TMAX100 had granularity of 8, not 18, but I agree that Tech Pan is better  on that measure; my conclusion is that the two are roughly comparable overall, desire advantages to each is various respects.
You're right, I overlooked the figure  at halfway the document.
The fact that most sensors use Bayer CFAs, and therefore sacrifice some resolution to CFA and demosaicing, just strengthens my point: ...
Sorry, I disagree (explained below).
... to compare the "sensor resolution" that many B&W film users found worthwhile to the sensor resolution currently offered by things like the 7,360 x 4,912 pixels (36MP) of the D800E.
And that exactly illustrates why I disagreed above. The 35mm film scan @5400PPI gives 7654x5102 pixels and the D800/D800E gives 7360x4912 pixels. However, one cannot compare
the 'sensor' resolution in isolation. One delivers a partial product that will degrade further upon scan/print, and the other is already output 'ready' and will not degrade at all.
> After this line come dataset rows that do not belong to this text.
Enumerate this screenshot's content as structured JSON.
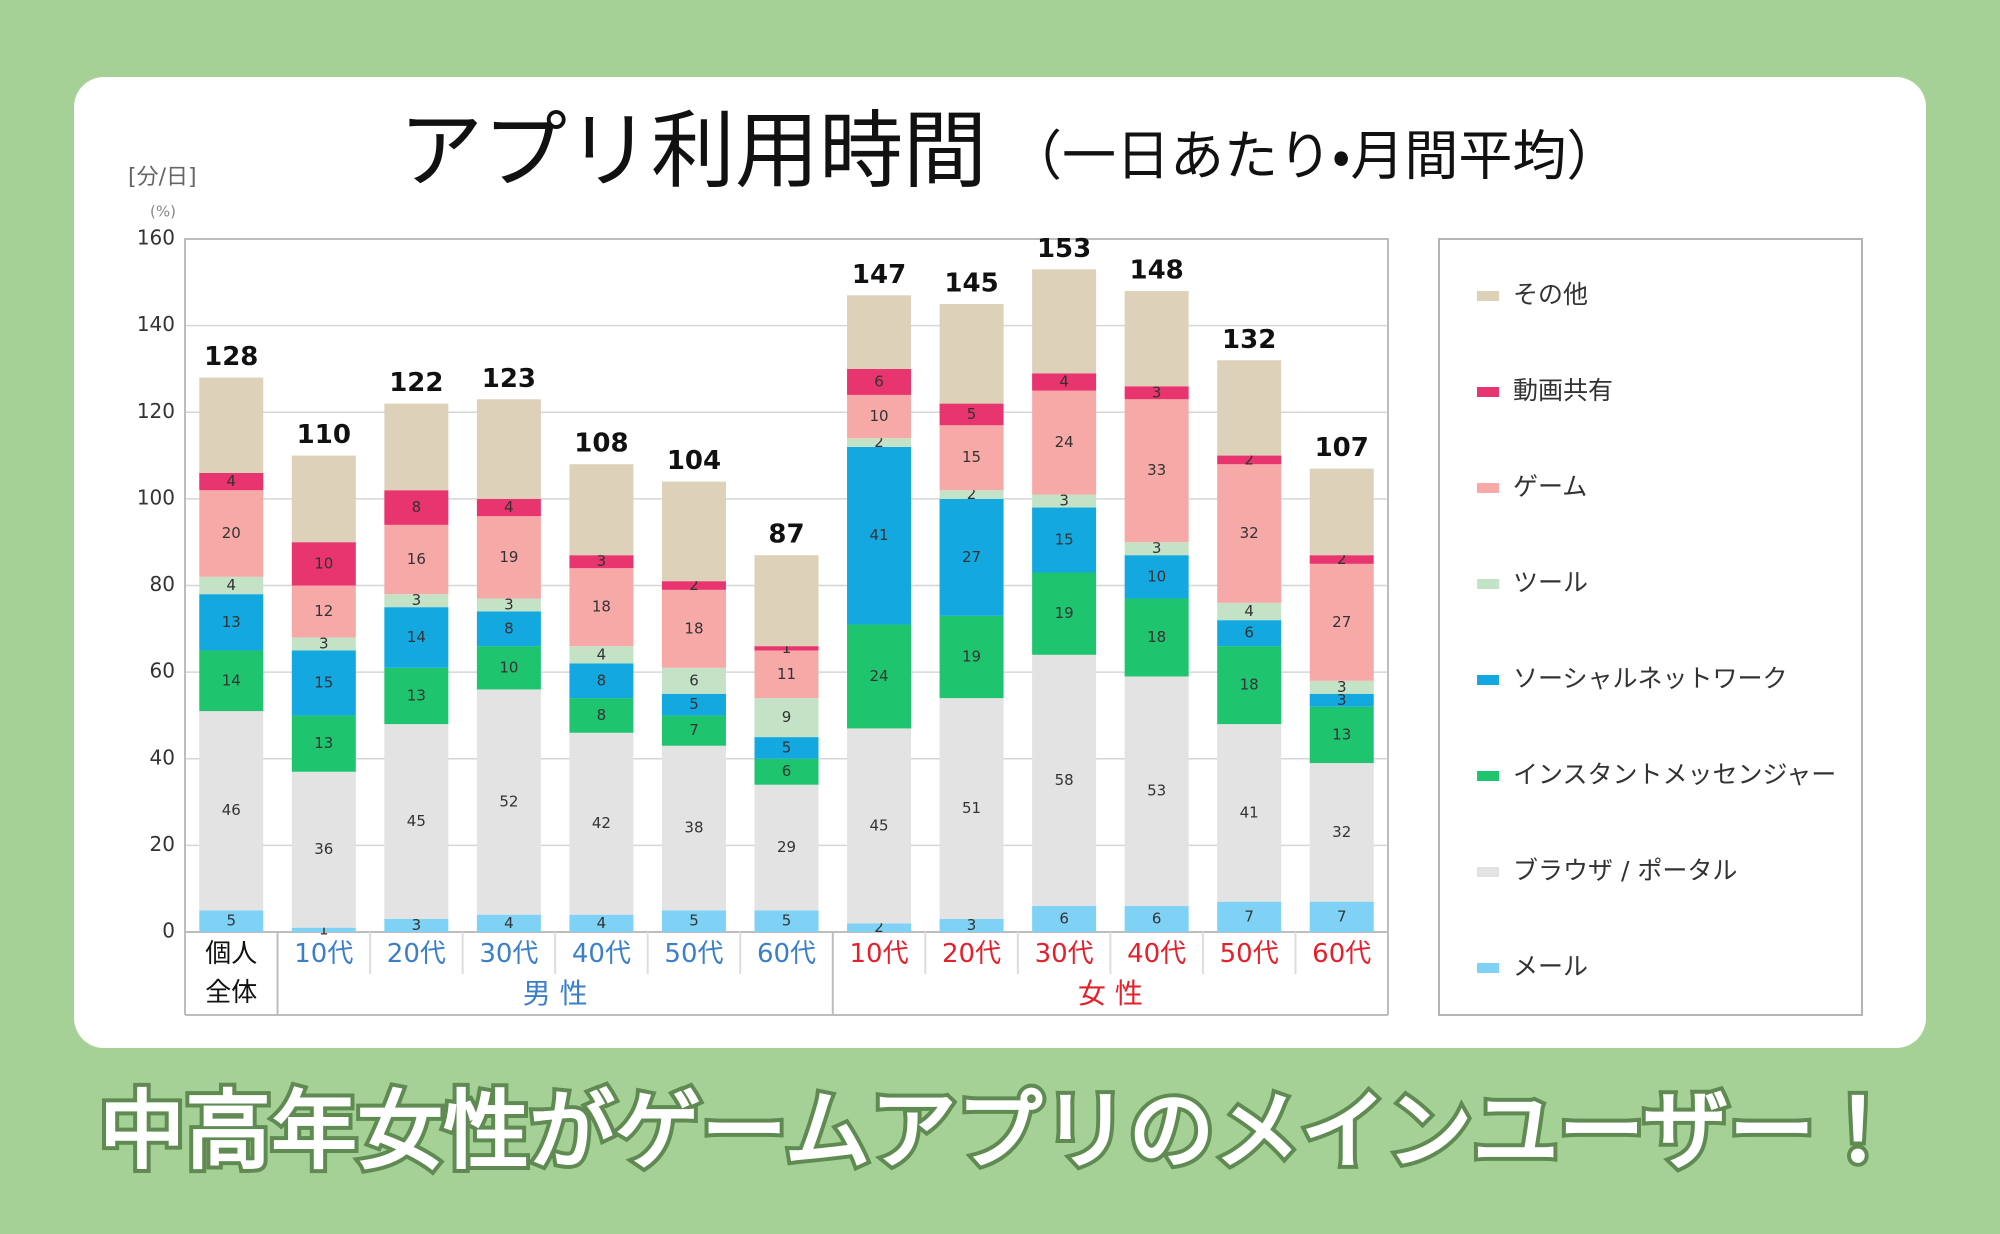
{
  "chart_data": {
    "type": "bar",
    "stacked": true,
    "title": "アプリ利用時間",
    "subtitle": "（一日あたり・月間平均）",
    "y_unit": "[分/日]",
    "y_unit_note": "(%)",
    "category_groups": [
      {
        "name": null,
        "color": "#111111",
        "categories": [
          "個人全体"
        ]
      },
      {
        "name": "男 性",
        "color": "#3a7fc8",
        "categories": [
          "10代",
          "20代",
          "30代",
          "40代",
          "50代",
          "60代"
        ]
      },
      {
        "name": "女 性",
        "color": "#e3202c",
        "categories": [
          "10代",
          "20代",
          "30代",
          "40代",
          "50代",
          "60代"
        ]
      }
    ],
    "series": [
      {
        "name": "メール",
        "color": "#7fd2f5",
        "show_labels": true,
        "values": [
          5,
          1,
          3,
          4,
          4,
          5,
          5,
          2,
          3,
          6,
          6,
          7,
          7
        ]
      },
      {
        "name": "ブラウザ / ポータル",
        "color": "#e3e3e3",
        "show_labels": true,
        "values": [
          46,
          36,
          45,
          52,
          42,
          38,
          29,
          45,
          51,
          58,
          53,
          41,
          32
        ]
      },
      {
        "name": "インスタントメッセンジャー",
        "color": "#1fc46f",
        "show_labels": true,
        "values": [
          14,
          13,
          13,
          10,
          8,
          7,
          6,
          24,
          19,
          19,
          18,
          18,
          13
        ]
      },
      {
        "name": "ソーシャルネットワーク",
        "color": "#13a8e0",
        "show_labels": true,
        "values": [
          13,
          15,
          14,
          8,
          8,
          5,
          5,
          41,
          27,
          15,
          10,
          6,
          3
        ]
      },
      {
        "name": "ツール",
        "color": "#c4e3c6",
        "show_labels": true,
        "values": [
          4,
          3,
          3,
          3,
          4,
          6,
          9,
          2,
          2,
          3,
          3,
          4,
          3
        ]
      },
      {
        "name": "ゲーム",
        "color": "#f7a9a8",
        "show_labels": true,
        "values": [
          20,
          12,
          16,
          19,
          18,
          18,
          11,
          10,
          15,
          24,
          33,
          32,
          27
        ]
      },
      {
        "name": "動画共有",
        "color": "#e8346f",
        "show_labels": true,
        "values": [
          4,
          10,
          8,
          4,
          3,
          2,
          1,
          6,
          5,
          4,
          3,
          2,
          2
        ]
      },
      {
        "name": "その他",
        "color": "#ddd1b9",
        "show_labels": false,
        "values": [
          22,
          20,
          20,
          23,
          21,
          23,
          21,
          17,
          23,
          24,
          22,
          22,
          20
        ]
      }
    ],
    "totals": [
      128,
      110,
      122,
      123,
      108,
      104,
      87,
      147,
      145,
      153,
      148,
      132,
      107
    ],
    "ylim": [
      0,
      160
    ],
    "yticks": [
      0,
      20,
      40,
      60,
      80,
      100,
      120,
      140,
      160
    ],
    "grid": true,
    "legend": "right"
  },
  "caption": "中高年女性がゲームアプリのメインユーザー！"
}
Demosaicing goes in the balance on one side just as scanning or the effects of printing with an enlarger go on the other side.
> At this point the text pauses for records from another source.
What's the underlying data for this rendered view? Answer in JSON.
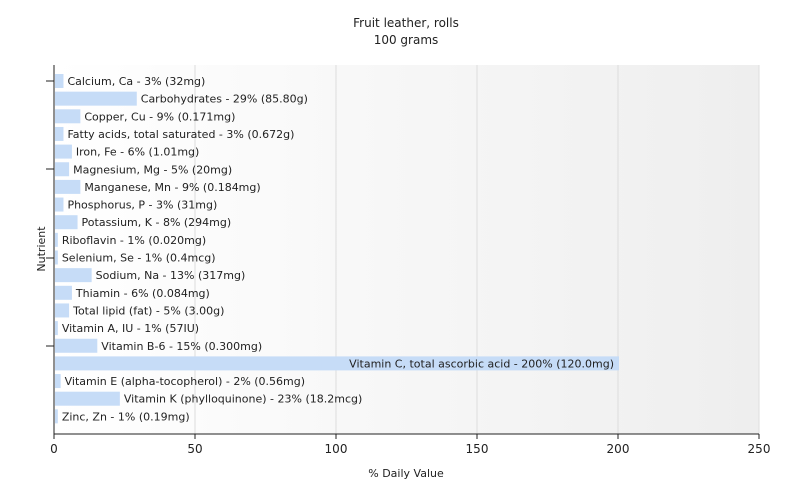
{
  "chart_data": {
    "type": "bar",
    "orientation": "horizontal",
    "title": "Fruit leather, rolls",
    "subtitle": "100 grams",
    "xlabel": "% Daily Value",
    "ylabel": "Nutrient",
    "xlim": [
      0,
      250
    ],
    "x_ticks": [
      0,
      50,
      100,
      150,
      200,
      250
    ],
    "grid": true,
    "legend": "none",
    "bar_color": "#c6dcf7",
    "categories": [
      "Calcium, Ca",
      "Carbohydrates",
      "Copper, Cu",
      "Fatty acids, total saturated",
      "Iron, Fe",
      "Magnesium, Mg",
      "Manganese, Mn",
      "Phosphorus, P",
      "Potassium, K",
      "Riboflavin",
      "Selenium, Se",
      "Sodium, Na",
      "Thiamin",
      "Total lipid (fat)",
      "Vitamin A, IU",
      "Vitamin B-6",
      "Vitamin C, total ascorbic acid",
      "Vitamin E (alpha-tocopherol)",
      "Vitamin K (phylloquinone)",
      "Zinc, Zn"
    ],
    "values": [
      3,
      29,
      9,
      3,
      6,
      5,
      9,
      3,
      8,
      1,
      1,
      13,
      6,
      5,
      1,
      15,
      200,
      2,
      23,
      1
    ],
    "data_labels": [
      "Calcium, Ca - 3% (32mg)",
      "Carbohydrates - 29% (85.80g)",
      "Copper, Cu - 9% (0.171mg)",
      "Fatty acids, total saturated - 3% (0.672g)",
      "Iron, Fe - 6% (1.01mg)",
      "Magnesium, Mg - 5% (20mg)",
      "Manganese, Mn - 9% (0.184mg)",
      "Phosphorus, P - 3% (31mg)",
      "Potassium, K - 8% (294mg)",
      "Riboflavin - 1% (0.020mg)",
      "Selenium, Se - 1% (0.4mcg)",
      "Sodium, Na - 13% (317mg)",
      "Thiamin - 6% (0.084mg)",
      "Total lipid (fat) - 5% (3.00g)",
      "Vitamin A, IU - 1% (57IU)",
      "Vitamin B-6 - 15% (0.300mg)",
      "Vitamin C, total ascorbic acid - 200% (120.0mg)",
      "Vitamin E (alpha-tocopherol) - 2% (0.56mg)",
      "Vitamin K (phylloquinone) - 23% (18.2mcg)",
      "Zinc, Zn - 1% (0.19mg)"
    ]
  }
}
The degradation is very much incomparable in magnitude.
This is almost verbatim from The Theory of Constraints. You maximize your improvement by throwing all of your resources at improving the weakest link.
Absolutely correct, it always helps to improve the weakest link. However, in the case of cascading MTF responses, a combination of 50% and 40% response at e.g. MTF50 gives a combined MTF of 0.5 x 0.4 = 20% . Improving the worst of the two (40%) to 50% will boost the combination to 0.5 x 0.5 =25% MTF, and boosting the best (50%) to e.g. 62.5% gives 0.625 x 0.4 = 25%, IOW the same result.
So in the case of cascading MTFs it can also pay to improve the second weakest link instead (although it may be cheaper to improve the weakest, or not).